Being so independent and self-reliant sometimes worked to my disadvantage, as I would automatically take on everything that needed to be done and exhaust myself.  To avoid being a drudge, I had to keep domestic help.  Also, our circumstances were such that I was totally consumed by the task of looking after an extremely hyperactive and dysfunctional younger son, so I just couldn’t cope without someone to help me. 

The result was that our daughter also grew up with other people doing everything that needed to be done, so there was no need for her to help around the house.  Because of this, when she was old enough, I looked for an opportunity to send her abroad to study.  This was not because education was better there, but because she would learn the dignity of labour and get an opportunity to learn to manage multiple activities like work, study, housework, cooking and managing finances.  She was also very possessive about her privacy, since she had to protect herself constantly from her intrusive brother, so living with other housemates taught her tolerance, cooperation and better interpersonal skills.  She got a part time job in a retail chain and held it for a year and a half, learning to work hard and speak politely to difficult customers.  She also learnt to be responsible and to value money, since she knew how tough it was to earn it herself.  The expense of studying abroad was huge, because she was there for three years.
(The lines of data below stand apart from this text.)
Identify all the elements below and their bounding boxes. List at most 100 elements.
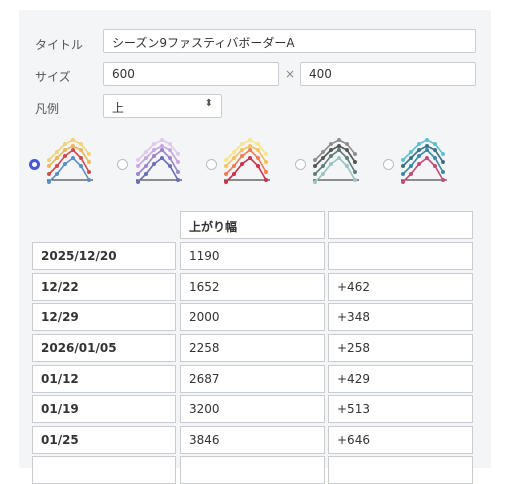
diff-cell[interactable]: +258	[328, 334, 473, 362]
theme-2-point	[136, 172, 140, 176]
theme-3-point	[232, 172, 236, 176]
value-cell[interactable]	[180, 456, 325, 484]
theme-1-point	[87, 170, 91, 174]
row-label-cell[interactable]	[32, 456, 176, 484]
theme-5-point	[401, 180, 405, 184]
diff-cell[interactable]	[328, 456, 473, 484]
theme-3-radio[interactable]	[206, 159, 217, 170]
row-label-cell[interactable]: 01/25	[32, 426, 176, 454]
select-caret-icon: ⬍	[204, 98, 213, 109]
theme-5-point	[433, 142, 437, 146]
theme-1-point	[63, 162, 67, 166]
value-cell[interactable]: 2000	[180, 303, 325, 331]
theme-5-point	[417, 154, 421, 158]
diff-cell[interactable]: +348	[328, 303, 473, 331]
size-label: サイズ	[35, 70, 71, 84]
theme-2-radio[interactable]	[117, 159, 128, 170]
theme-3-point	[256, 156, 260, 160]
theme-1-point	[47, 164, 51, 168]
value-cell[interactable]: 1652	[180, 273, 325, 301]
theme-3-point	[240, 162, 244, 166]
title-label: タイトル	[35, 38, 84, 52]
theme-3-point	[240, 148, 244, 152]
theme-1-point	[47, 158, 51, 162]
header-cell-2[interactable]	[328, 211, 473, 239]
row-label-cell[interactable]: 01/12	[32, 365, 176, 393]
value-cell[interactable]: 2687	[180, 365, 325, 393]
theme-2-point	[168, 156, 172, 160]
value-cell[interactable]: 1190	[180, 242, 325, 270]
theme-3-point	[264, 170, 268, 174]
theme-4-point	[313, 158, 317, 162]
theme-4-point	[337, 144, 341, 148]
theme-4-point	[345, 142, 349, 146]
theme-3-point	[264, 178, 268, 182]
theme-4-point	[337, 156, 341, 160]
header-cell-1[interactable]: 上がり幅	[180, 211, 325, 239]
theme-1-point	[55, 172, 59, 176]
theme-1-point	[55, 150, 59, 154]
theme-3-point	[256, 164, 260, 168]
theme-2-point	[144, 164, 148, 168]
diff-cell[interactable]: +513	[328, 395, 473, 423]
theme-1-point	[63, 148, 67, 152]
theme-4-point	[345, 148, 349, 152]
theme-1-point	[79, 142, 83, 146]
theme-5-point	[433, 156, 437, 160]
theme-4-point	[321, 164, 325, 168]
theme-2-thumbnail[interactable]	[134, 136, 184, 186]
theme-4-point	[329, 142, 333, 146]
diff-cell[interactable]	[328, 242, 473, 270]
theme-2-point	[152, 142, 156, 146]
theme-4-thumbnail[interactable]	[311, 136, 361, 186]
theme-1-point	[63, 142, 67, 146]
diff-cell[interactable]: +462	[328, 273, 473, 301]
theme-1-point	[87, 160, 91, 164]
theme-2-point	[136, 180, 140, 184]
theme-5-thumbnail[interactable]	[399, 136, 449, 186]
theme-1-thumbnail[interactable]	[45, 136, 95, 186]
theme-2-point	[144, 150, 148, 154]
theme-4-point	[329, 162, 333, 166]
theme-5-point	[417, 148, 421, 152]
theme-3-thumbnail[interactable]	[222, 136, 272, 186]
theme-5-point	[441, 170, 445, 174]
theme-1-point	[87, 152, 91, 156]
row-label-cell[interactable]: 2026/01/05	[32, 334, 176, 362]
theme-2-point	[176, 170, 180, 174]
theme-4-radio[interactable]	[295, 159, 306, 170]
value-cell[interactable]: 2258	[180, 334, 325, 362]
title-input[interactable]: シーズン9ファスティバボーダーA	[103, 29, 476, 53]
row-label-cell[interactable]: 2025/12/20	[32, 242, 176, 270]
theme-1-point	[71, 144, 75, 148]
theme-1-point	[71, 148, 75, 152]
diff-cell[interactable]: +429	[328, 365, 473, 393]
diff-cell[interactable]: +646	[328, 426, 473, 454]
row-label-cell[interactable]: 12/29	[32, 303, 176, 331]
theme-3-point	[224, 180, 228, 184]
theme-2-point	[160, 148, 164, 152]
theme-3-point	[224, 158, 228, 162]
theme-3-point	[264, 152, 268, 156]
row-label-cell[interactable]: 12/22	[32, 273, 176, 301]
theme-5-point	[433, 148, 437, 152]
theme-5-point	[401, 158, 405, 162]
theme-4-point	[313, 172, 317, 176]
theme-1-radio[interactable]	[29, 159, 40, 170]
theme-5-point	[409, 150, 413, 154]
theme-2-point	[168, 164, 172, 168]
value-cell[interactable]: 3846	[180, 426, 325, 454]
theme-1-point	[63, 154, 67, 158]
theme-5-point	[401, 172, 405, 176]
theme-2-point	[168, 148, 172, 152]
value-cell[interactable]: 3200	[180, 395, 325, 423]
row-label-cell[interactable]: 01/19	[32, 395, 176, 423]
height-input[interactable]: 400	[300, 62, 476, 86]
theme-1-point	[87, 178, 91, 182]
width-input[interactable]: 600	[103, 62, 279, 86]
theme-1-point	[47, 172, 51, 176]
legend-select[interactable]: 上 ⬍	[103, 94, 222, 118]
theme-2-point	[176, 152, 180, 156]
theme-5-radio[interactable]	[383, 159, 394, 170]
theme-2-point	[168, 142, 172, 146]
However, in the experience she gained on how to manage on her own, I truly believe it was a wise investment, given that she was learning life skills I had not been able to teach her as she was growing up.

Westerners reading this will not quite understand the Indian context and will be quick to judge us.  In these countries, people are geared to doing their own work and public systems support this lifestyle through the conveniences and facilities provided by the government as also by public and private enterprises.  Most young people work at part time jobs to pay their way through college.  Learning these skills is necessary for survival as an adult, because unless you are very rich, there is no other option.

However, here in India, because labour is so abundantly available due to widespread poverty and lack of education, our social systems are geared differently.  If people became independent enough to all their own work, millions of poor people would lose their jobs.  Also, our culture of male dominance ensures that if we were to do all the work ourselves, it would be the women of the house struggling to do it all, with no practical help from their male siblings or partners.  Availability of affordable labour has made it possible, for our women especially, to delegate the routine and time-consuming chores to someone else and devote their time to a career or hobby and a more active social life.

But things are changing now.  Our generation of Indians may be the last to have enjoyed having domestic help to do all our manual work.  We already see now that it is becoming more expensive and more difficult to find domestic workers, because the poor in our country have begun to have higher aspirations.  They want to educate their children and come out of poverty and the youngsters among them would much rather work at jobs in factories and retail outlets than at manual work in someone’s home.  This in my opinion is the best thing that could have happened for them – the breaking free from the cycle of poverty through education, higher aspirations and greater opportunities.  At the same time, it also means that the more well-to-do among us need to foresee the change that will surely come in the future and teach our children to do everything that needs to be done; and for that we ourselves need to believe in the dignity of labour.